Our first full month in the house was incredibly hectic. This was made more so by the fact that I was offered a big promotion right at the start of the month that had me travelling a bit more. I spent most of the month interstate, though was home for the weekends.
We did a heap of standard maintenance type stuff, including:
- Fixing rain water drainage that had been let go.
- Fixed some more plumbing. I swear that every tap on this property, both inside and out, leaked when we moved in.
- Trimmed trees and stacked fire wood.
- Had our new machinery serviced.
- Welded up our trailer.
- Made feed/water containers for the stock.
- We were able to reclaim some stock sheds that had been left in the back paddock.
- Generally cleaned up the shit that had been left behind.
These are basic farm day-to-day chores that we do all the time; however, that first month was full of this kind of work. The place had been a rental for several years and then empty for nearly a year, and was in dire need of some TLC.
We had some nice early self-sufficiency wins, specifically in terms of water, raising meat, and our veggie/fruit areas.
We have two rainwater tanks situated at the back of our “little” shed. They collect the water off the shed, car port, and maybe a quarter to a third of the house. We estimate that they total about 27k litres of water, which isn’t much more than a tenth of what the property can collect.
I bought a pump for them, and we worked out how to both use the tank water for the lawn and veggies and also how to hook it into a drum so we can fertilise out of it.
We also organised some grey water capture, but found that there’s already a system in place that takes much of the grey water straight out to the lawn area. That works poorly, but at least is better than dumping that water.
One note on the lawn: I hate lawn. With a passion I hate it. I can’t think of a more wasteful use of resources or my time. However, we have dogs and my beautiful girlfriend is determined that the dogs have grass to crap on. My compromise is that I only water it using grey water or rain water, and care for it as little as humanly possible. I want to reclaim some of it for veggies, but it has two big trees in it that make it too shady.
We took our first sheep to “the other farm” right at the start of the month. “The other farm” is what Linhda calls the abattoir we use. We were really very luck in that we found a butcher with its own abattoir about 20 minutes from where we live. We book the animal in, drop it off on the weekend, and then go back a week later for the meat. It’s also super-affordable when you’re talking about things like sheep and goats.
This was quite a big step for us. We hadn’t had this sheep for long, but we’d still hand fed and bonded with it. We’ve always been a family that is top-heavy with pets, and keeping our own meat animals was something I’d seen as a big challenge for us. However, it all went well and within a week of moving in we had our own farm-reared meat. To be honest, the sheep was too small and we should have left him for a month or three longer. We were a little impatient though.
We also got some more ducks, specifically to breed for meat. We chose Muscovy as the breed, which is actually a breed of goose rather than ducks. Either way, they breed without human intervention, lay nice eggs, and are pleasantly ugly.

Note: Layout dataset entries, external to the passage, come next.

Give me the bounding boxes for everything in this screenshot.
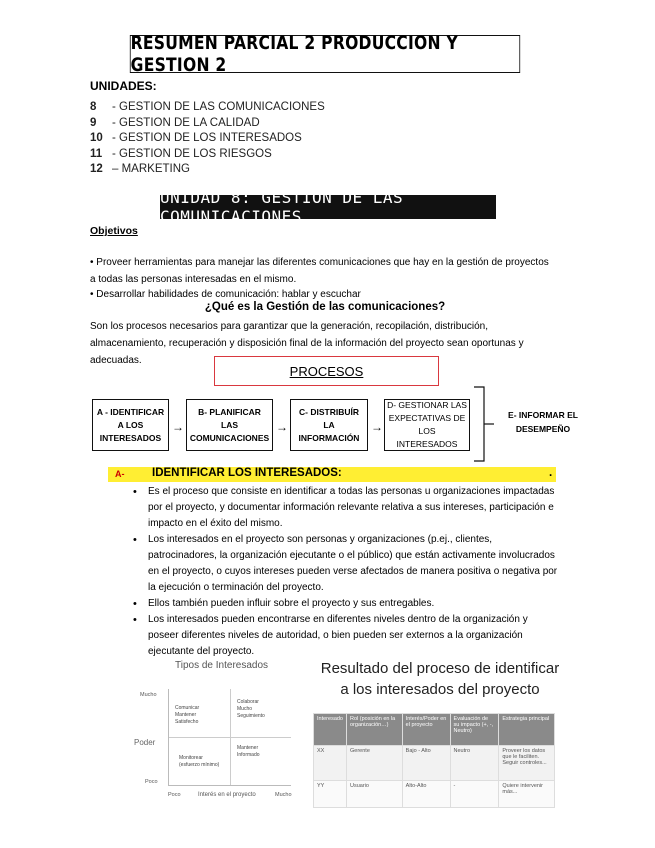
table-cell: Alto-Alto xyxy=(402,781,450,808)
quad-top-left: Comunicar Mantener Satisfecho xyxy=(175,705,200,725)
stakeholder-grid xyxy=(168,689,291,786)
document-title: RESUMEN PARCIAL 2 PRODUCCION Y GESTION 2 xyxy=(130,35,520,73)
table-row xyxy=(314,746,555,781)
table-cell: - xyxy=(450,781,499,808)
quad-top-right: Colaborar Mucho Seguimiento xyxy=(237,699,265,719)
table-cell: XX xyxy=(314,746,347,781)
section-letter: A- xyxy=(115,469,125,479)
table-cell: Proveer los datos que le faciliten. Seguir controles... xyxy=(499,746,555,781)
section-title: IDENTIFICAR LOS INTERESADOS: xyxy=(152,467,342,479)
question-heading: ¿Qué es la Gestión de las comunicaciones? xyxy=(204,301,446,313)
quad-bottom-left: Monitorear (esfuerzo mínimo) xyxy=(179,755,220,768)
section-bullets xyxy=(130,484,560,660)
unit-item: 12 – MARKETING xyxy=(90,163,190,175)
table-header-cell: Estrategia principal xyxy=(499,714,555,746)
section-dot: . xyxy=(549,467,553,479)
table-cell: Neutro xyxy=(450,746,499,781)
unit-item: 10 - GESTION DE LOS INTERESADOS xyxy=(90,132,302,144)
brace-icon xyxy=(472,385,496,463)
unit-item: 11 - GESTION DE LOS RIESGOS xyxy=(90,147,272,160)
table-header-cell: Evaluación de su impacto (+, -, Neutro) xyxy=(450,714,499,746)
unit-item: 8 - GESTION DE LAS COMUNICACIONES xyxy=(90,101,325,113)
table-header-cell: Interés/Poder en el proyecto xyxy=(402,714,450,746)
arrow-icon: → xyxy=(276,420,288,434)
list-item: • Los interesados en el proyecto son personas y organizaciones (p.ej., clientes, patrocinadores, la organización ejecutante o el público) que están activamente involucrados en el proyecto, o cuyos intereses pueden verse afectados de manera positiva o negativa por la ejecución o terminación del proyecto. xyxy=(130,532,560,596)
process-a-box: A - IDENTIFICAR A LOS INTERESADOS xyxy=(92,399,169,451)
y-mucho-label: Mucho xyxy=(140,692,157,698)
tipos-title: Tipos de Interesados xyxy=(175,660,269,671)
x-poco-label: Poco xyxy=(168,792,181,798)
y-axis-label: Poder xyxy=(134,738,156,747)
x-mucho-label: Mucho xyxy=(275,792,292,798)
table-header-row xyxy=(314,714,555,746)
resultado-table xyxy=(313,713,555,808)
process-c-box: C- DISTRIBUÍR LA INFORMACIÓN xyxy=(290,399,368,451)
process-b-box: B- PLANIFICAR LAS COMUNICACIONES xyxy=(186,399,273,451)
process-d-box: D- GESTIONAR LAS EXPECTATIVAS DE LOS INTERESADOS xyxy=(384,399,470,451)
list-item: • Es el proceso que consiste en identificar a todas las personas u organizaciones impactadas por el proyecto, y documentar información relevante relativa a sus intereses, participación e impacto en el éxito del mismo. xyxy=(130,484,560,532)
unit-item: 9 - GESTION DE LA CALIDAD xyxy=(90,116,260,129)
objetivos-heading: Objetivos xyxy=(90,225,138,237)
table-cell: Bajo - Alto xyxy=(402,746,450,781)
table-header-cell: Rol (posición en la organización…) xyxy=(347,714,403,746)
arrow-icon: → xyxy=(371,420,383,434)
table-cell: Usuario xyxy=(347,781,403,808)
procesos-title: PROCESOS xyxy=(214,356,439,386)
unit-8-banner: UNIDAD 8: GESTION DE LAS COMUNICACIONES xyxy=(160,195,496,219)
process-e-box: E- INFORMAR EL DESEMPEÑO xyxy=(508,410,578,434)
list-item: • Ellos también pueden influir sobre el proyecto y sus entregables. xyxy=(130,596,560,612)
resultado-title: Resultado del proceso de identificar a los interesados del proyecto xyxy=(320,660,560,698)
quad-bottom-right: Mantener Informado xyxy=(237,745,260,758)
table-cell: Quiere intervenir más... xyxy=(499,781,555,808)
arrow-icon: → xyxy=(172,420,184,434)
list-item: • Los interesados pueden encontrarse en diferentes niveles dentro de la organización y poseer diferentes niveles de autoridad, o bien pueden ser externos a la organización ejecutante del proyecto. xyxy=(130,612,560,660)
y-poco-label: Poco xyxy=(145,779,158,785)
table-row xyxy=(314,781,555,808)
x-axis-label: Interés en el proyecto xyxy=(198,792,256,798)
unit-list xyxy=(90,100,325,178)
units-label: UNIDADES: xyxy=(90,79,157,93)
table-header-cell: Interesado xyxy=(314,714,347,746)
table-cell: YY xyxy=(314,781,347,808)
objetivo-1: • Proveer herramientas para manejar las diferentes comunicaciones que hay en la gestión de proyectos a todas las personas interesadas en el mismo. xyxy=(90,257,549,285)
table-cell: Gerente xyxy=(347,746,403,781)
objetivo-2: • Desarrollar habilidades de comunicación: hablar y escuchar xyxy=(90,289,361,300)
definition-paragraph: Son los procesos necesarios para garantizar que la generación, recopilación, distribución, almacenamiento, recuperación y disposición final de la información del proyecto sean oportunas y adecuadas. xyxy=(90,321,524,366)
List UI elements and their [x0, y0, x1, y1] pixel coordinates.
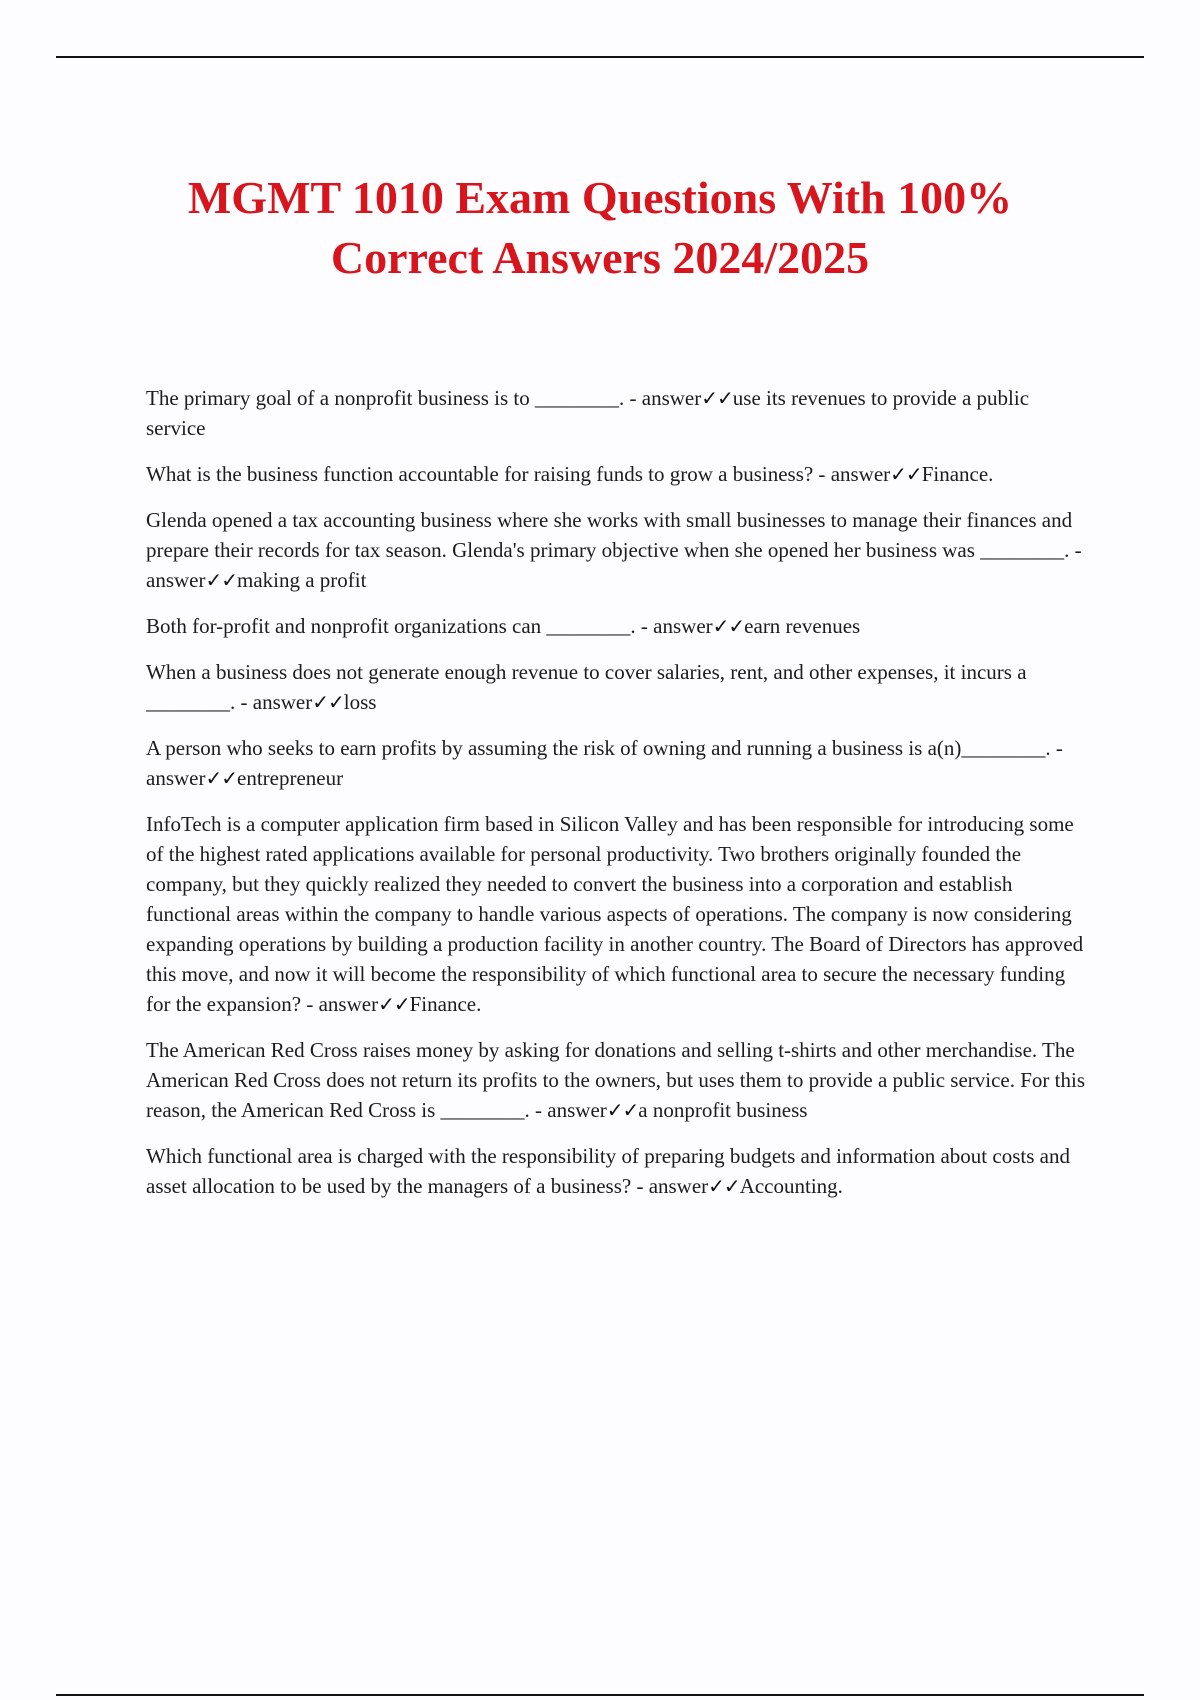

My kids got us a couple of citrus trees for Christmas, so we created a citrus area. We fenced it off to use as a meat bird area, allowing them green forage while keeping them away from the dogs. This is also where the existing fruit trees are, of which an apricot, lemon, and the big mulberry survived. This means some nice windfall fruit for the birds also.
The big job for this month was reclaiming the horrid ornamental garden as productive area. It was full of privet, bitey prickly conifers of both the prostrate and standard varieties, geraniums, and agapanthus. The vendor hadn’t even been able to tell us exactly where the septic tank was because they’d allowed this horrible garden to grow over everything.
Reclaiming this part of the garden involved lots and lots and lots of digging, chopping, and grubbing. There was nothing for it but to manually drag all of the crappy plants out, after which we carted in nice organic loam. The soil here is thick, sticky clay, so we opted for raised beds.
It took a long time, over the hottest part of summer, but we ended up with the largest bed, which would be a big veggie patch in any suburban garden, turned into a productive bed growing corn, carrots, tomatoes, and chillies.
There were also some miscellaneous things of note to happen in January. Firstly, we moved dad in. This went quite smoothly, though his 3m x 3m shed did fall on him as we were moving it. Don’t worry though – I was able to get some good pictures before I dragged it off of him.
Secondly, we experienced our first snakes. In fact, we had three. They were eastern browns, and are the second deadliest land snake in the world. The really curious thing is that our neighbour, who has lived in the area for nearly 60 years and who has lived next door for nearly 25 years, hadn’t seen a snake for a few years.